NHS Providers – the Association of Foundation Trusts and Trusts – has written to the Chair of the House of Commons Health Select Committee asking the Committee to hold an inquiry into how to get NHS Providers out of the impossible situation they are now in, as a result of NHS underfunding. The letter says this this is set to continue for the rest of this Parliament, since the additional Sustainability and Transformation funding is not enough to solve the problem.
Their proposed solutions are mostly chilling, requiring an explicit, nationwide end to the NHS as a comprehensive health service that provides treatment that is free at the point of clinical need.
Both South West Yorkshire Partnership Foundation Trust (the mental health trust) and Calderdale & Huddersfield Foundation Trust are members of NHS Providers. What are they doing signing up to such proposals?
The letter points out that this is already happening on piecemeal basis but where Trusts and CCGs are making such changes this is met with opposition, since many of the cuts and changes are “inconsistent with the overall NHS policy framework” – which does not allow the NHS to simply cut services, as local authorities have been able to do in response to the savage funding cuts imposed by central government.
The NHS Providers’ solution? Change the NHS policy framework.
This is truly a race to the bottom. They complain that social care is no longer available as a result of local authorities’ funding cuts – but they want to remove the NHS policy framework that makes sure that this doesn’t happen to health care services. The NHS Foundation trust and trust boards should fire the bosses who have signed up to this letter. The NHS Providers’ website says that as of November 2015 94% of foundation trusts and aspirant trusts were members.
It is notable that NHS Providers do not at any point recommend an inquiry into ending and reversing NHS marketisation and privatisation, which is the biggest waste of money in the NHS: depriving frontline patient care and vital NHS staff training of anywhere between an estimated £4.5bn/year to an estimated £30bn/year.
Surely this should be the first and most obvious issue for the Health Select Committee to consider in any rescue package for the NHS.
Instead, the “stark choices” that NHS Providers are asking the Health Select Committee to investigate are only “stark” for the public, patients and frontline staff.

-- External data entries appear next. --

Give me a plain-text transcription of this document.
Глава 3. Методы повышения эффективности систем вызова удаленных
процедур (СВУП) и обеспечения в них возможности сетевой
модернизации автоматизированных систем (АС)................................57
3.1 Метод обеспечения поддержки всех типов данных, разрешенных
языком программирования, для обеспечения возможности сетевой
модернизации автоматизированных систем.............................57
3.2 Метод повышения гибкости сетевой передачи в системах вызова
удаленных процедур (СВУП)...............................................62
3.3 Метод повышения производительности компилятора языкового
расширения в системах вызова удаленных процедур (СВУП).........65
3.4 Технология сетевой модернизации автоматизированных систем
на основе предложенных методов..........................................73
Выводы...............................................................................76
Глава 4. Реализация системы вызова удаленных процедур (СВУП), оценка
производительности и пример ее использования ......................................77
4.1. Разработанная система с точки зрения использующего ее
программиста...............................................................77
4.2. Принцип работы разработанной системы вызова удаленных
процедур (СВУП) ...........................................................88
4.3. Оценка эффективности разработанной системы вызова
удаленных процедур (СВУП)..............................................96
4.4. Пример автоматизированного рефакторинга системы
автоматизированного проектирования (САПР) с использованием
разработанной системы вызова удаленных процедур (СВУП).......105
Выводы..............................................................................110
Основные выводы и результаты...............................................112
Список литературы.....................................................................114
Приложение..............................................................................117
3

They are far from “stark” for the army of NHS bean counters and regulators who owe their livelihoods to NHS marketisation and privatisation; for the accountants, management consultancy companies and lawyers who feast like vultures off the NHS; and for the private companies and voluntary and community sector companies who are increasingly profiting from NHS privatisation.
So it’s clear – and shameful – whose side are the Association of Foundation Trusts and Trusts are on. But hardly surprising since they were set up as independent businesses and Foundation Trusts are legally able to earn 49% of their income from private patients.
Here are the “stark” choices the NHS Providers are asking The Health Select Committee to inquire into this autumn:
“Providing additional funding is the most obvious. If, however, there is to be no more funding, the NHS must now make some quick, clear, choices on what gives, however unpalatable these choices may be. No trust Board wants to depart from the key principle of NHS care being available to all based on clinical need not ability to pay. But, faced with this clear, national level, gap the logical areas to examine would be:
Reducing the number of strategic priorities the NHS is currently trying to deliver. Our members tell us that they are inundated with new initiatives they “must implement” ranging from seven day services and mental health and cancer taskforce recommendations to moving to a paperless NHS and a raft of new patient safety related initiatives. Whilst these are perfectly sensible individually, collectively they are impossible to deliver in the current environment;
Formally rationing access to care in a more extensive way;
Relaxing performance targets;
Closing or reconfiguring services;
Extending co-payments or charges; or
Reducing / more explicitly controlling the size of the NHS workforce which accounts for around 70% of the average trust budget. But, clearly, controlling the size of the workforce would have to be linked to some form of reduction in what the NHS is being asked to deliver.”